Member of the Delaware House of Representatives from the 8th district
- Incumbent
- Assumed office November 4, 2020
- Preceded by: S. Quinton Johnson

Personal details
- Party: Democratic
- Education: Delaware State University (B.A.) Liberty University (M.A.)
- Website: Official website^{[dead link]}

= Sherae'a Moore =

American politician

Sherae'a Eboni "Rae" Moore is an American politician from the state of Delaware. A Democrat, Moore has represented the 8th district of the Delaware House of Representatives, which encompasses a parts New Castle County, since November 2020.

== Early life ==
Moore attended school in Appoquinimink School District and graduated from Middletown High School.
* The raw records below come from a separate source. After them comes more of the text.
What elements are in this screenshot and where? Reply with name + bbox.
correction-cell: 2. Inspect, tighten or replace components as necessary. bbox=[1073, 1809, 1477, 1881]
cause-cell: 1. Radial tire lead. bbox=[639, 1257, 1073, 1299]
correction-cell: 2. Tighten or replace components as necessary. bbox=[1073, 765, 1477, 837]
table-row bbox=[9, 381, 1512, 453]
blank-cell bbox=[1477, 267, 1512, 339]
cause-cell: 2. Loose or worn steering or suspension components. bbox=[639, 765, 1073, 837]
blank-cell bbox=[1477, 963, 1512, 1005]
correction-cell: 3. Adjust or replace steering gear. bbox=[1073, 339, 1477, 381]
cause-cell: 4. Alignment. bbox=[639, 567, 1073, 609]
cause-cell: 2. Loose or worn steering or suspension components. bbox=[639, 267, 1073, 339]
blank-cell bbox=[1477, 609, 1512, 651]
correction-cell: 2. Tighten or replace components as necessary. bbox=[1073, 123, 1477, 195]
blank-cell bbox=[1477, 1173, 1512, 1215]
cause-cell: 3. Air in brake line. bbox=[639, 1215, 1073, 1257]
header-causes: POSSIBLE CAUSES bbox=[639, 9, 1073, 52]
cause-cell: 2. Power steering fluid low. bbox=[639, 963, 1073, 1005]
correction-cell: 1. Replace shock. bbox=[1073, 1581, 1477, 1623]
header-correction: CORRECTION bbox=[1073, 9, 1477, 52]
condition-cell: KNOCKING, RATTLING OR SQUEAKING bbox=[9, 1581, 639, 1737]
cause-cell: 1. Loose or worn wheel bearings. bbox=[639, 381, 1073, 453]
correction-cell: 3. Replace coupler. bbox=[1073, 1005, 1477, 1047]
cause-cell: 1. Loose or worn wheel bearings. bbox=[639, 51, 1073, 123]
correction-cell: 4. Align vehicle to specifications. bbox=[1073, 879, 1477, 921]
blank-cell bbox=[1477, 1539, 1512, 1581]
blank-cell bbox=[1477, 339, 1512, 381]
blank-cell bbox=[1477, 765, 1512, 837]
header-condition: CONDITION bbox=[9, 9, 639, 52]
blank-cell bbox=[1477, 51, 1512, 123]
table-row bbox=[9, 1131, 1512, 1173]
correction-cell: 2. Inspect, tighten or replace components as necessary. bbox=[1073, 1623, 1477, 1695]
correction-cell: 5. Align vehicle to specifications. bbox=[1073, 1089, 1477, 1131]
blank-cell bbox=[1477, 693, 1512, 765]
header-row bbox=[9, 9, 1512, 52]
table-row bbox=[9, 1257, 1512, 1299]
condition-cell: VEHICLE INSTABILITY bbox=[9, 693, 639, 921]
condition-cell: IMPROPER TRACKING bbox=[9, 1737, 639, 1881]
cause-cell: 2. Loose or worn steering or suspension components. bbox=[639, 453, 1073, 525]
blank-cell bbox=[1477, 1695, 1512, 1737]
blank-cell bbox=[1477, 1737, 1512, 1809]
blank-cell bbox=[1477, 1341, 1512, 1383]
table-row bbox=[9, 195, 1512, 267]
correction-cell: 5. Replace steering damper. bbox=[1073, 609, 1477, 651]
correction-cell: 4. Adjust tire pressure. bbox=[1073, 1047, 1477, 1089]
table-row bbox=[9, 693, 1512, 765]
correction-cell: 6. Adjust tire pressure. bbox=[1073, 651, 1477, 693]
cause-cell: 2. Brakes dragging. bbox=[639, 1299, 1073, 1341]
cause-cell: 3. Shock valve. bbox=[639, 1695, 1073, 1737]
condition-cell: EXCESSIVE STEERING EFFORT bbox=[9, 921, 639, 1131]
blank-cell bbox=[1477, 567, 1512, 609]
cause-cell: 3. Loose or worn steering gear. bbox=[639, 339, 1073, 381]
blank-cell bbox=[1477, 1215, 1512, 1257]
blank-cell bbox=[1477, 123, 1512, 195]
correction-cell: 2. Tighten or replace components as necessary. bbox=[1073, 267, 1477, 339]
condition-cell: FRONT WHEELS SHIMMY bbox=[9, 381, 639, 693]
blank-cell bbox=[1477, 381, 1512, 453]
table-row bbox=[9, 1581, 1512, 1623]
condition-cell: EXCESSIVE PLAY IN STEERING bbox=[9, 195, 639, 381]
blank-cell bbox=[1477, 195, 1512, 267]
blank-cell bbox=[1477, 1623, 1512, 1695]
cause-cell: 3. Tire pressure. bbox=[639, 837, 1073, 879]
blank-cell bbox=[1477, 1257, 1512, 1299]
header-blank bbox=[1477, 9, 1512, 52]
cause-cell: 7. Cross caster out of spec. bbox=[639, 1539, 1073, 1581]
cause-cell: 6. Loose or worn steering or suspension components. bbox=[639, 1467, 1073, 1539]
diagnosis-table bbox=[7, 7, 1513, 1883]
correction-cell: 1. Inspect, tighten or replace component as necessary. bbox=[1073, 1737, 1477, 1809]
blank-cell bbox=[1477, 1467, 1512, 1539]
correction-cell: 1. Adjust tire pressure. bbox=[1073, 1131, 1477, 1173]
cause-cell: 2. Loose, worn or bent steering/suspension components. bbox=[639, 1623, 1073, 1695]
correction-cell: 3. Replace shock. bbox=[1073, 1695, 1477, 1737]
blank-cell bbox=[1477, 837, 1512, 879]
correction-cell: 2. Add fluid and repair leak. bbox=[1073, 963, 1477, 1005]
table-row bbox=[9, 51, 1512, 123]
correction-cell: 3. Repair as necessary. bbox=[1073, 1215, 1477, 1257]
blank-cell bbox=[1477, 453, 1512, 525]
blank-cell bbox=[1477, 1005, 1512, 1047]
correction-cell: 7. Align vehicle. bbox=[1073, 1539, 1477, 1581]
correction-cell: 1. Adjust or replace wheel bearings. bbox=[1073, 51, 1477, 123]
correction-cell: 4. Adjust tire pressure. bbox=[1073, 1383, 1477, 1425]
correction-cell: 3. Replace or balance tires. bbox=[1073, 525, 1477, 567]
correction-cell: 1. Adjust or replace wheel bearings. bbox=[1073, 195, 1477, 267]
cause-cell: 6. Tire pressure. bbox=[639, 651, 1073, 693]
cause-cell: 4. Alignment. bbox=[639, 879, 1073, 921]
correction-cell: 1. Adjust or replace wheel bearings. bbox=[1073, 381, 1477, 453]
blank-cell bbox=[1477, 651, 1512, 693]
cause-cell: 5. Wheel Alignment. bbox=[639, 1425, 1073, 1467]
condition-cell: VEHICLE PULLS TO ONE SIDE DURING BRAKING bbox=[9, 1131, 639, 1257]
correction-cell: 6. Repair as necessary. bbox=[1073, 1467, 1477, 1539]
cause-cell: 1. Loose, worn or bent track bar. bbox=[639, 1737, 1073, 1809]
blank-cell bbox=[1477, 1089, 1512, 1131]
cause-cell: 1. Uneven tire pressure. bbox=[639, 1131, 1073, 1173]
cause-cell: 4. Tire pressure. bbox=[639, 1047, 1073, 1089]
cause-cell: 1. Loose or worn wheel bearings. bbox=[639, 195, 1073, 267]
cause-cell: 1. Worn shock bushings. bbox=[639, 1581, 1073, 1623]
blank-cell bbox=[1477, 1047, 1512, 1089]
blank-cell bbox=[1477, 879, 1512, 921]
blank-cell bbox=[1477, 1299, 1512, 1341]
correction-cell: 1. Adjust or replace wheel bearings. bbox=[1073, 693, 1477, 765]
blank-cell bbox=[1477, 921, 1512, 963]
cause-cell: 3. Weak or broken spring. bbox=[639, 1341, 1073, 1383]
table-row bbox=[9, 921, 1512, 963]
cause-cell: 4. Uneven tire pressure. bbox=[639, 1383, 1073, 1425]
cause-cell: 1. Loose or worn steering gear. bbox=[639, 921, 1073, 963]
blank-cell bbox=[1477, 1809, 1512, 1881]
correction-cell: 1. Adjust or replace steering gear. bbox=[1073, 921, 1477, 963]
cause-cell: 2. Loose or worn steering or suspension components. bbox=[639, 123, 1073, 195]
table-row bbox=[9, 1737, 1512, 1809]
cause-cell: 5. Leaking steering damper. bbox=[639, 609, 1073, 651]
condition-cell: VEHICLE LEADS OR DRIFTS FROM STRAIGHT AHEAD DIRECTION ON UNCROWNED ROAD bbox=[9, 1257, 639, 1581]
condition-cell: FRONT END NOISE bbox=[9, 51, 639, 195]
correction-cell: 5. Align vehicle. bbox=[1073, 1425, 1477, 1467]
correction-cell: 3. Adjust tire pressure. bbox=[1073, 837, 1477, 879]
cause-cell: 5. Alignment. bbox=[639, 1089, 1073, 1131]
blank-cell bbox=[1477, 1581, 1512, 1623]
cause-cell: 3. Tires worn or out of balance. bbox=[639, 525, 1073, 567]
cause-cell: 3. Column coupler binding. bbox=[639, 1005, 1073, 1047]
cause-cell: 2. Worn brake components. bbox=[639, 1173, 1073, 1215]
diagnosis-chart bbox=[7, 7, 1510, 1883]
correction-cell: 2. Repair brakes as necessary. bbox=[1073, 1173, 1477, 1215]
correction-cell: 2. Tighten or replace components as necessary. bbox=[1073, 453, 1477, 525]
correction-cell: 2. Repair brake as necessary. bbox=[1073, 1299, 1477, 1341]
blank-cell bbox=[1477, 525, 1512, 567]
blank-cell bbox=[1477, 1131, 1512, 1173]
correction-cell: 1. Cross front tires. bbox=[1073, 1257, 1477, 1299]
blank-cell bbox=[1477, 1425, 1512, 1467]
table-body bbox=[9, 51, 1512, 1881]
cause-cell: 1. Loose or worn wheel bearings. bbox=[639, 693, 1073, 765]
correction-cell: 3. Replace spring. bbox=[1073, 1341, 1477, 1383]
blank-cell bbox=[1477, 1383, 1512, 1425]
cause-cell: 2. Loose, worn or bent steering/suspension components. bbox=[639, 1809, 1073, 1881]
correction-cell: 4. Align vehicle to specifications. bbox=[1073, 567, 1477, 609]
She then became the first in her family to finish college when graduated cum laude from Delaware State University, where she earned her Bachelor of Arts in English. Moore then earned her Master of Arts in public policy and administration.

In 2016, Moore served as the deputy regional director for the Delaware Democratic Party in Kent County. She also worked as a legislative assistant for the Delaware House of Representatives. After working as a public servant, Moore became a teacher.

== Political career ==
In 2020, Moore won a three-way primary with 41.8% of the vote to replace retiring incumbent S. Quinton Johnson. Moore then defeated Republican Dan Zitofsky with 7,567 votes (57%).